Mornings come way to early in Ghana—6 am here is still 2 am in the US and it takes several days for my body to catch up to the difference in time. It is easy to stay up late at night (it is 1 am right now) but then I want to sleep in the morning.
It was difficult to stay awake and focused at church this morning. St. Andrew’s is a large Anglican church, usually having 600 or more adults in attendance at a Sunday service. That many voices, most singing from memory, fill my heart with such joy. But I am still brought to tears hearing The Old Rugged Cross. On my first trip here, in 2004, my job was music director for a Cursillo weekend. After the keyboard blew the circuit, I was forced to consider doing all music with drum accompaniment. Of course this is the most common instrument here so everyone was perfectly happy. At our Friday night candlelit chapel, all the men started singing The Old Rugged Cross in four-part harmony. Each word was heart felt. “And I’ll cherish the old rugged cross, till my trophies at last I lay down. I will cling to the old rugged cross and exchange it some day for a crown.”

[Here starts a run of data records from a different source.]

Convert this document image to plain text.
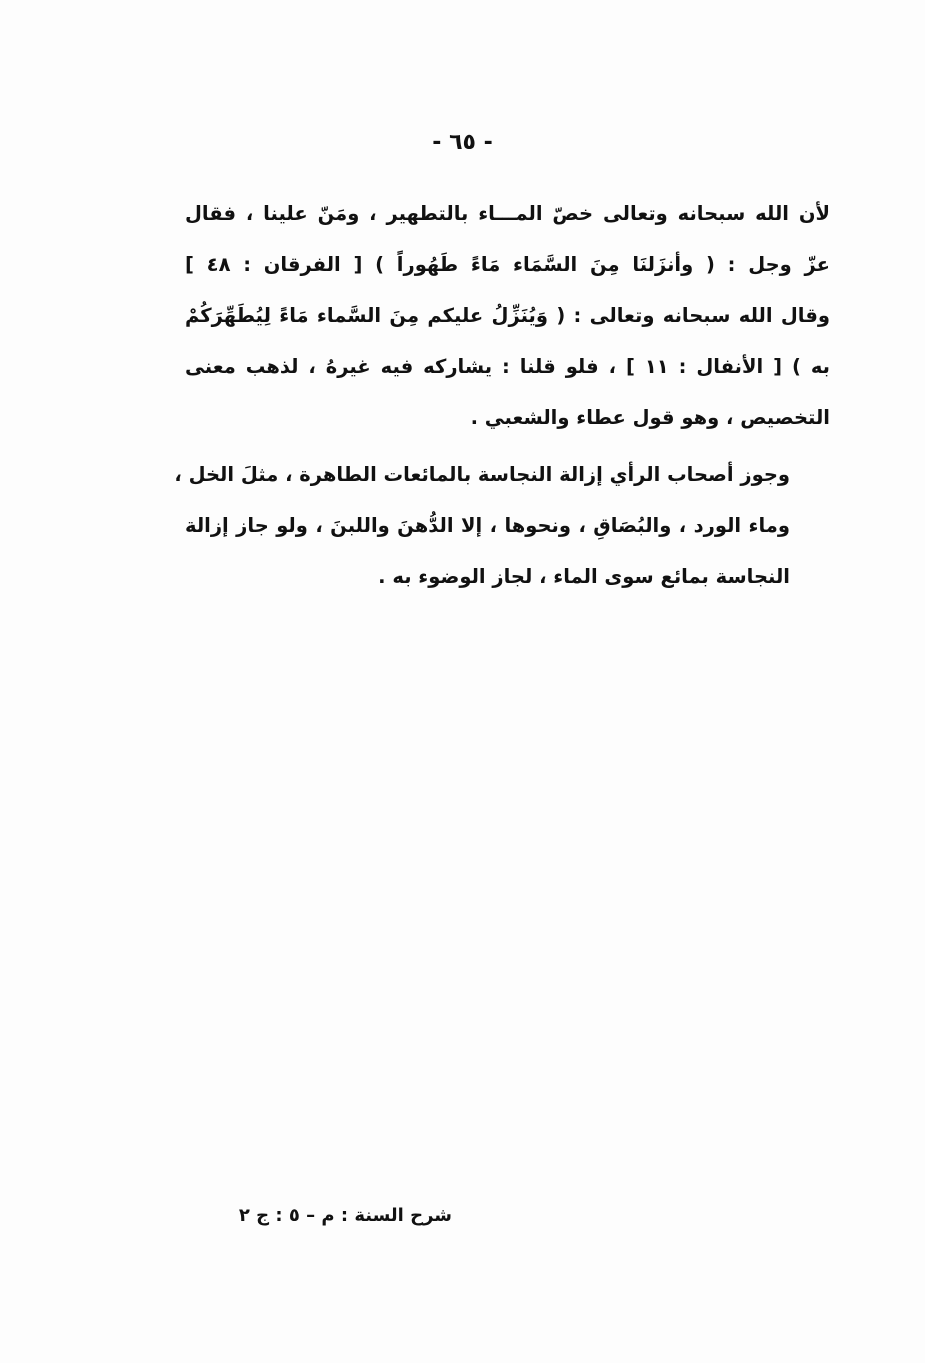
- ٦٥ -

لأن الله سبحانه وتعالى خصّ المـــاء بالتطهير ، ومَنّ علينا ، فقال
عزّ وجل : ( وأنزَلنَا مِنَ السَّمَاء مَاءً طَهُوراً ) [ الفرقان : ٤٨ ]
وقال الله سبحانه وتعالى : ( وَيُنَزِّلُ عليكم مِنَ السَّماء مَاءً لِيُطَهِّرَكُمْ
به ) [ الأنفال : ١١ ] ، فلو قلنا : يشاركه فيه غيرهُ ، لذهب معنى
التخصيص ، وهو قول عطاء والشعبي .

وجوز أصحاب الرأي إزالة النجاسة بالمائعات الطاهرة ، مثلَ الخل ،
وماء الورد ، والبُصَاقِ ، ونحوها ، إلا الدُّهنَ واللبنَ ، ولو جاز إزالة
النجاسة بمائع سوى الماء ، لجاز الوضوء به .

شرح السنة : م – ٥ : ج ٢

Tana had fun attending the children’s service. We could hear the children singing for her. As I look at her photos, I am reminded that these are the future leaders of Africa. Twenty years from now they will be starting their careers and building new lives.
With church ending around 2pm—Yes it was a 4 hour service–, the remainder of the afternoon was spent at the home of Auntie Ce in celebration of her birthday. There was fufu pounding and jolif rice with pepe. No cake. Sweets are a real treat here—I have a few cookies stashed away to satisfy my sweet cravings.
Tomorrow we hope to clear our container, which has been in port for almost a month now!! Sigh. I will be going to the port to answer questions and pay our customs. THANK TO ALL WHO SENT ITEMS IN THE CONTAINER. WE ARE ESPECIALLY GRATEFUL FOR SEED FUND, INC. WHO HAS SUPPLIED US WITH SEVERAL SOLAR PANELS. THANK YOU, NORMAN.